Martin Leclerc, poète de l’image

DSC_0813C’était soir de première au théâtre Paul-Émile-Meloche, jeudi dernier. Malgré une météo qui donnait le goût de rester emmitouflé bien au chaud à la maison, plus de 200 personnes étaient présentes pour assister au dévoilement du résultat de plus de deux ans de travail de Martin Leclerc. Si les spectateurs sont arrivés les pieds trempés, ils sont repartis les yeux mouillés après la projection du film Le 186…pour la mémoire.

« On avait l’homme qui plantait des arbres, là on a un homme qui garde la mémoire. J’ai visité le chantier quelques fois. Je trouvais cela impressionnant la façon dont la compagnie faisait les travaux. Dans le film de Martin, on ressent qu’ils mettent beaucoup d’amour et de fierté dans ce qu’ils font », exprime le maire de Vaudreuil-Dorion, Guy Pilon, à propos du documentaire qu’il définit comme impressionnant, touchant et réaliste.

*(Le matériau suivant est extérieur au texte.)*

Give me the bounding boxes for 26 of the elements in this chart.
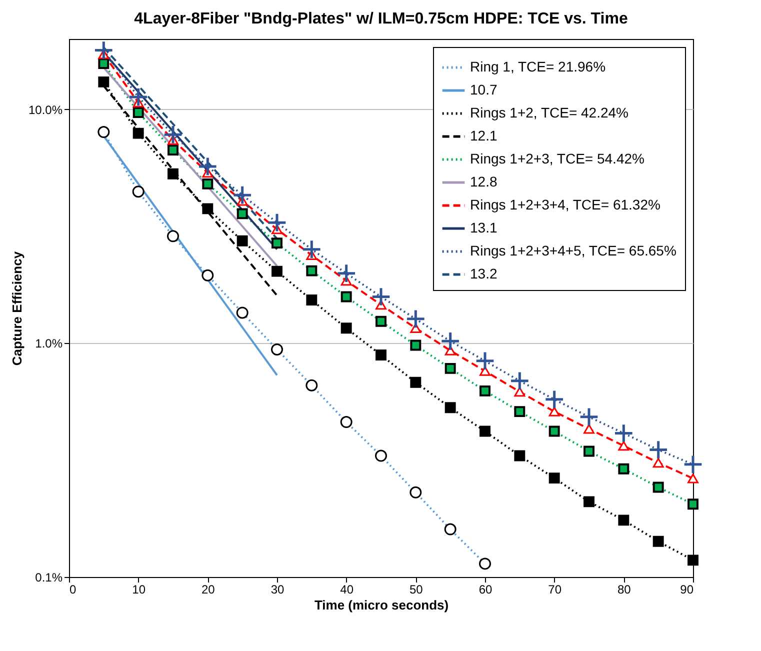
x-tick-label: 20 xyxy=(201,582,216,596)
legend-label: 13.2 xyxy=(470,266,498,282)
x-axis-title: Time (micro seconds) xyxy=(314,598,449,612)
legend-label: 12.8 xyxy=(470,174,498,190)
x-tick-label: 60 xyxy=(478,582,492,596)
x-tick-label: 0 xyxy=(70,582,76,596)
legend-label: Rings 1+2+3+4, TCE= 61.32% xyxy=(470,196,660,212)
x-tick-label: 30 xyxy=(270,582,284,596)
x-tick-label: 10 xyxy=(132,582,146,596)
y-tick-label: 10.0% xyxy=(28,102,63,117)
y-tick-label: 0.1% xyxy=(35,570,63,584)
x-tick-label: 70 xyxy=(548,582,562,596)
legend-label: 10.7 xyxy=(470,82,498,98)
legend-label: Rings 1+2+3, TCE= 54.42% xyxy=(470,150,644,166)
legend-label: 13.1 xyxy=(470,220,498,236)
legend-label: Rings 1+2+3+4+5, TCE= 65.65% xyxy=(470,242,676,258)
y-axis-title: Capture Efficiency xyxy=(9,250,24,366)
y-tick-label: 1.0% xyxy=(35,336,63,351)
legend-label: 12.1 xyxy=(470,128,498,144)
x-tick-label: 40 xyxy=(340,582,354,596)
chart-title: 4Layer-8Fiber "Bndg-Plates" w/ ILM=0.75cm HDPE: TCE vs. Time xyxy=(134,10,628,28)
x-tick-label: 50 xyxy=(409,582,424,596)
legend-label: Ring 1, TCE= 21.96% xyxy=(470,58,606,74)
x-tick-label: 90 xyxy=(680,582,694,596)
legend-label: Rings 1+2, TCE= 42.24% xyxy=(470,104,629,120)
x-tick-label: 80 xyxy=(617,582,632,596)
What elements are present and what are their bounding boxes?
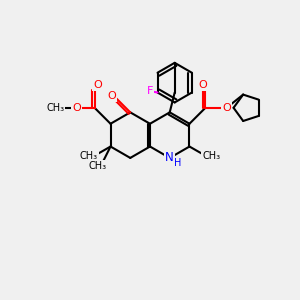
Text: O: O [93,80,102,90]
Text: H: H [174,158,181,168]
Text: O: O [72,103,81,113]
Text: O: O [198,80,207,90]
Text: N: N [165,152,174,164]
Text: CH₃: CH₃ [80,152,98,161]
Text: F: F [146,85,153,96]
Text: CH₃: CH₃ [46,103,64,113]
Text: CH₃: CH₃ [88,161,107,171]
Text: O: O [107,91,116,100]
Text: O: O [222,103,231,113]
Text: CH₃: CH₃ [202,152,220,161]
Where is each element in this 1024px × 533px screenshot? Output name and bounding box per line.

« C’est quand les travaux se sont concrétisés que j’ai proposé à Lorraine et Simon de suivre les travaux avec une caméra, sans grande prétention. J’ai eu le goût de faire un film qui suivrait la renaissance de la maison, un peu dans les veines des films de Bernard Gosselin comme Le canot à Rénald à Thomas », dévoile Martin Leclerc dans le pamphlet souvenir accompagnant le DVD.

À son image

Le film a ému et fait rire les spectateurs qui étaient présents pour en apprendre davantage sur les dessous des travaux de restauration de la maison Félix-Leclerc. Un film empreint de l’humour de Martin Leclerc, un trait bien familial que le fils a clairement hérité de son père.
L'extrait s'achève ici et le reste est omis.